Business

Nintendo shares fall as game company says Pokemon Go won't lure big profits

Shares in Nintendo plunged almost 20 per cent on Monday after the Tokyo-based video game company admitted it won't see much in terms of profit from the global Pokemon Go craze.

Nintendo only owns 1/3 of Pokemon company, and many others have stake in future profits

Pokemon Go is fast becoming the most popular app of all time, but there's some doubt that will translate into big profits for Nintendo. (Laura DaSilva/CBC)

Shares in Nintendo plunged almost 20 per cent on Monday after the Tokyo-based video game company admitted it won't see much in terms of profit from the global Pokemon Go craze.

Shares in the Kyoto-based company were off by about 5,000 yen after Nintendo put out a press release clarifying its stake in Pokemon Go, the mobile game that became the fastest app to ever reach 10 million downloads, and has since risen to 30 million downloads within barely a week of launch.

Although a free app, the game allows players to spend real money to buy coins and other in-game objects to enhance their experience. The game has tapped into a groundswell of nostalgia for the Pokemon craze, which first emerged about 20 years ago among kids who are now in their twenties and thirties and have disposable income.
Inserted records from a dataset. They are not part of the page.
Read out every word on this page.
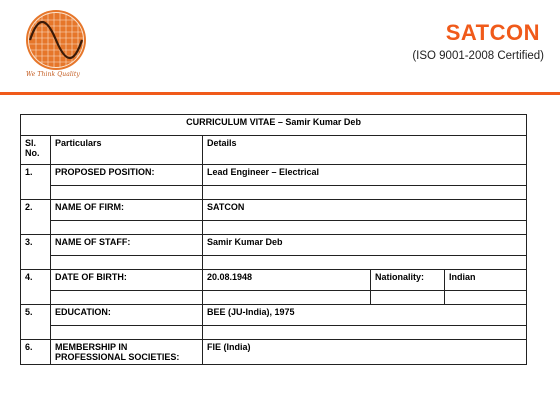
We Think Quality
SATCON
(ISO 9001-2008 Certified)
CURRICULUM VITAE – Samir Kumar Deb				
Sl. No.	Particulars	Details		
1.	PROPOSED POSITION:	Lead Engineer – Electrical		

2.	NAME OF FIRM:	SATCON		

3.	NAME OF STAFF:	Samir Kumar Deb		

4.	DATE OF BIRTH:	20.08.1948	Nationality:	Indian

5.	EDUCATION:	BEE (JU-India), 1975		

6.	MEMBERSHIP IN PROFESSIONAL SOCIETIES:	FIE (India)		
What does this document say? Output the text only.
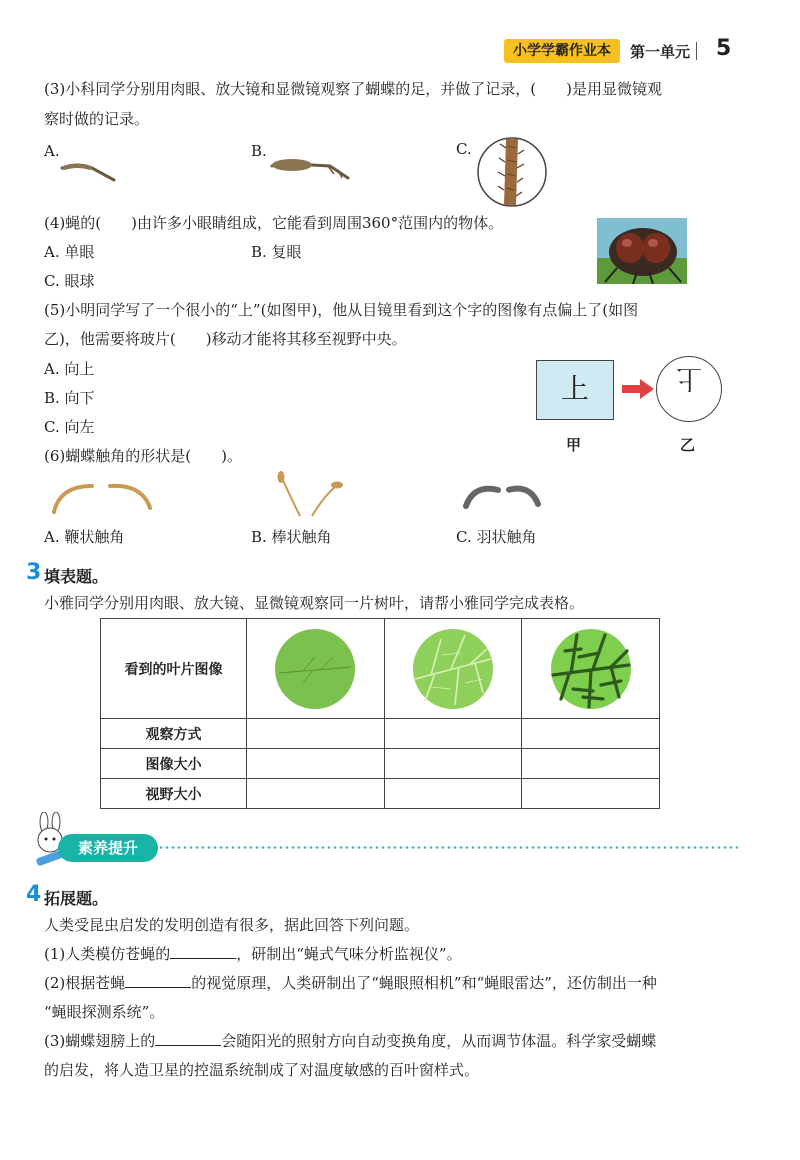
小学学霸作业本	第一单元 5
(3)小科同学分别用肉眼、放大镜和显微镜观察了蝴蝶的足，并做了记录，( )是用显微镜观
察时做的记录。
A.	B.	C.
(4)蝇的( )由许多小眼睛组成，它能看到周围360°范围内的物体。
A. 单眼	B. 复眼
C. 眼球
(5)小明同学写了一个很小的“上”(如图甲)，他从目镜里看到这个字的图像有点偏上了(如图
乙)，他需要将玻片( )移动才能将其移至视野中央。
A. 向上
B. 向下
C. 向左
上	上
甲	乙
(6)蝴蝶触角的形状是( )。
A. 鞭状触角	B. 棒状触角	C. 羽状触角
3 填表题。
小雅同学分别用肉眼、放大镜、显微镜观察同一片树叶，请帮小雅同学完成表格。
看到的叶片图像	

观察方式			
图像大小			
视野大小			
素养提升
4 拓展题。
人类受昆虫启发的发明创造有很多，据此回答下列问题。
(1)人类模仿苍蝇的	，研制出“蝇式气味分析监视仪”。
(2)根据苍蝇	的视觉原理，人类研制出了“蝇眼照相机”和“蝇眼雷达”，还仿制出一种
“蝇眼探测系统”。
(3)蝴蝶翅膀上的	会随阳光的照射方向自动变换角度，从而调节体温。科学家受蝴蝶
的启发，将人造卫星的控温系统制成了对温度敏感的百叶窗样式。
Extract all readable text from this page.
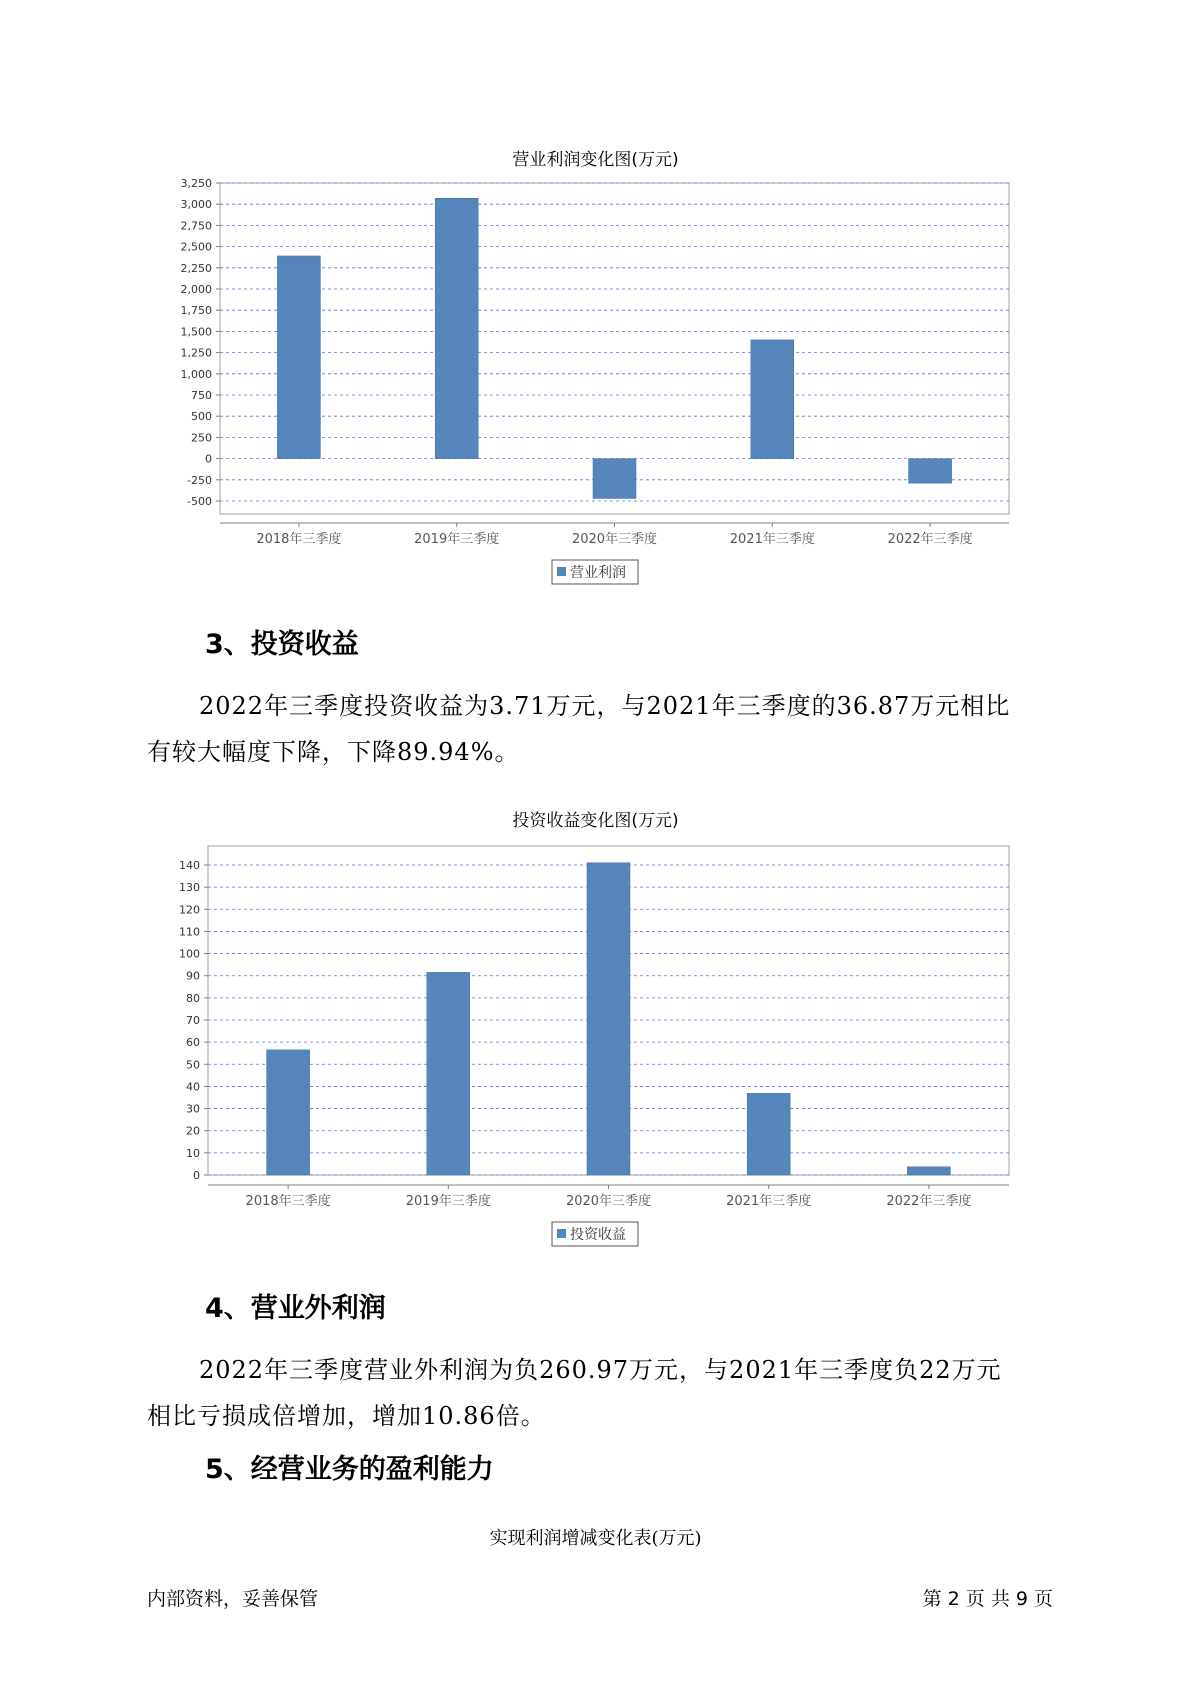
营业利润变化图(万元)
3,250
3,000
2,750
2,500
2,250
2,000
1,750
1,500
1,250
1,000
750
500
250
0
-250
-500
2018年三季度	2019年三季度	2020年三季度	2021年三季度	2022年三季度
营业利润
3、投资收益

2022年三季度投资收益为3.71万元，与2021年三季度的36.87万元相比

有较大幅度下降，下降89.94%。
投资收益变化图(万元)
140
130
120
110
100
90
80
70
60
50
40
30
20
10
0
2018年三季度	2019年三季度	2020年三季度	2021年三季度	2022年三季度
投资收益
4、营业外利润

2022年三季度营业外利润为负260.97万元，与2021年三季度负22万元

相比亏损成倍增加，增加10.86倍。
5、经营业务的盈利能力
实现利润增减变化表(万元)
内部资料，妥善保管	第 2 页 共 9 页
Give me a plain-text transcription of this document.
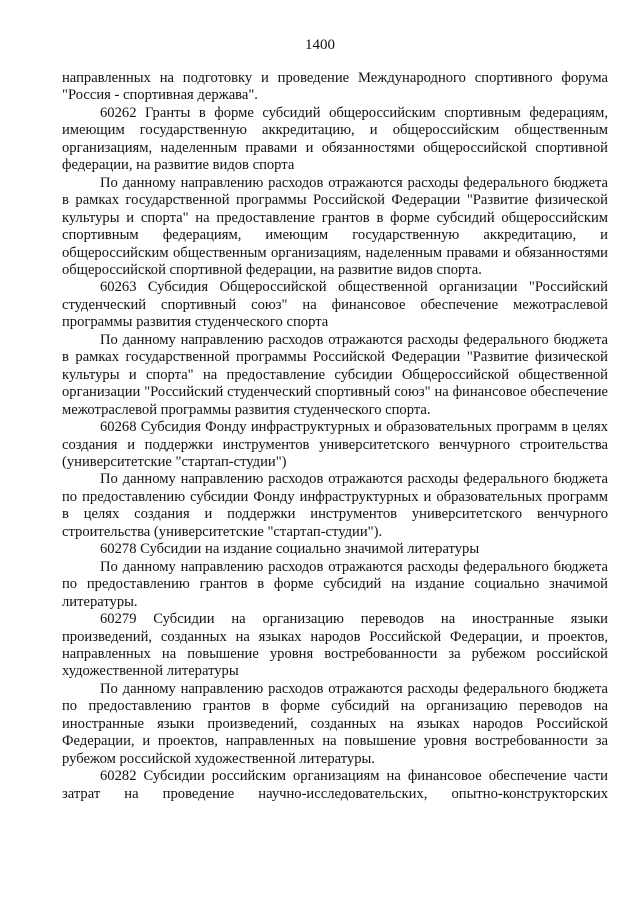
1400

направленных на подготовку и проведение Международного спортивного форума "Россия - спортивная держава".

60262 Гранты в форме субсидий общероссийским спортивным федерациям, имеющим государственную аккредитацию, и общероссийским общественным организациям, наделенным правами и обязанностями общероссийской спортивной федерации, на развитие видов спорта

По данному направлению расходов отражаются расходы федерального бюджета в рамках государственной программы Российской Федерации "Развитие физической культуры и спорта" на предоставление грантов в форме субсидий общероссийским спортивным федерациям, имеющим государственную аккредитацию, и общероссийским общественным организациям, наделенным правами и обязанностями общероссийской спортивной федерации, на развитие видов спорта.

60263 Субсидия Общероссийской общественной организации "Российский студенческий спортивный союз" на финансовое обеспечение межотраслевой программы развития студенческого спорта

По данному направлению расходов отражаются расходы федерального бюджета в рамках государственной программы Российской Федерации "Развитие физической культуры и спорта" на предоставление субсидии Общероссийской общественной организации "Российский студенческий спортивный союз" на финансовое обеспечение межотраслевой программы развития студенческого спорта.

60268 Субсидия Фонду инфраструктурных и образовательных программ в целях создания и поддержки инструментов университетского венчурного строительства (университетские "стартап-студии")

По данному направлению расходов отражаются расходы федерального бюджета по предоставлению субсидии Фонду инфраструктурных и образовательных программ в целях создания и поддержки инструментов университетского венчурного строительства (университетские "стартап-студии").

60278 Субсидии на издание социально значимой литературы

По данному направлению расходов отражаются расходы федерального бюджета по предоставлению грантов в форме субсидий на издание социально значимой литературы.

60279 Субсидии на организацию переводов на иностранные языки произведений, созданных на языках народов Российской Федерации, и проектов, направленных на повышение уровня востребованности за рубежом российской художественной литературы

По данному направлению расходов отражаются расходы федерального бюджета по предоставлению грантов в форме субсидий на организацию переводов на иностранные языки произведений, созданных на языках народов Российской Федерации, и проектов, направленных на повышение уровня востребованности за рубежом российской художественной литературы.

60282 Субсидии российским организациям на финансовое обеспечение части затрат на проведение научно-исследовательских, опытно-конструкторских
Nintendo shares more than doubled from about 14,000 yen to more than 31,000 on the Tokyo Stock Exchange as the game broke more and more records. In U.S. dollar terms, that means Nintendo has added more than $12 billion US in market value since the free game launched.

But that stock rise wasn't grounded in reality, as Nintendo doesn't in fact own the game in question. It owns just under a third of the Pokemon company, which is co-owned by two other privately held Japanese companies. The app itself was developed by tech company Niantic, a former subsidiary of Google that Nintendo owns a small stake in.

With so many owners, the game won't be a financial bonanza for Nintendo, the company said. "Because of this accounting scheme," Nintendo said, "the income reflected on the company's consolidated business results is limited."

The 5,000-yen decline would likely have been larger, but the Tokyo Stock Exchange halted trading once that limit was hit because of a built-in circuit breaker designed to curb panic selling. 

That suggests the stock could be in for another wallop when it resumes trading on Tuesday.

Trailing competitors

Although an iconic name in gaming, Nintendo has fallen to a distant third place in the console gaming space behind Microsoft and Sony, and had steadfastly refused to enter the mobile gaming space entirely until the launch of Pokemon Go. 

The company has in the past been reluctant to allow its properties such as Super Mario Brothers and Donkey Kong to be used on other platforms such as Apple and Android devices.

Bayview Asset Management analyst Yasuo Sakuma says he remains bullish on the company's prospects even if Pokemon Go isn't quite the financial bonanza many predicted.

"Nintendo is well placed to boost its earnings with its other characters, such as Super Mario and Zelda, and their potential is unknown," he said.

Others agree.

"The market has overreacted to the Nintendo statement," said David Gibson, a senior analyst at Macquarie Securities Group. "I believe that Pokemon Go will be material in the company's earnings given the current trends for the game."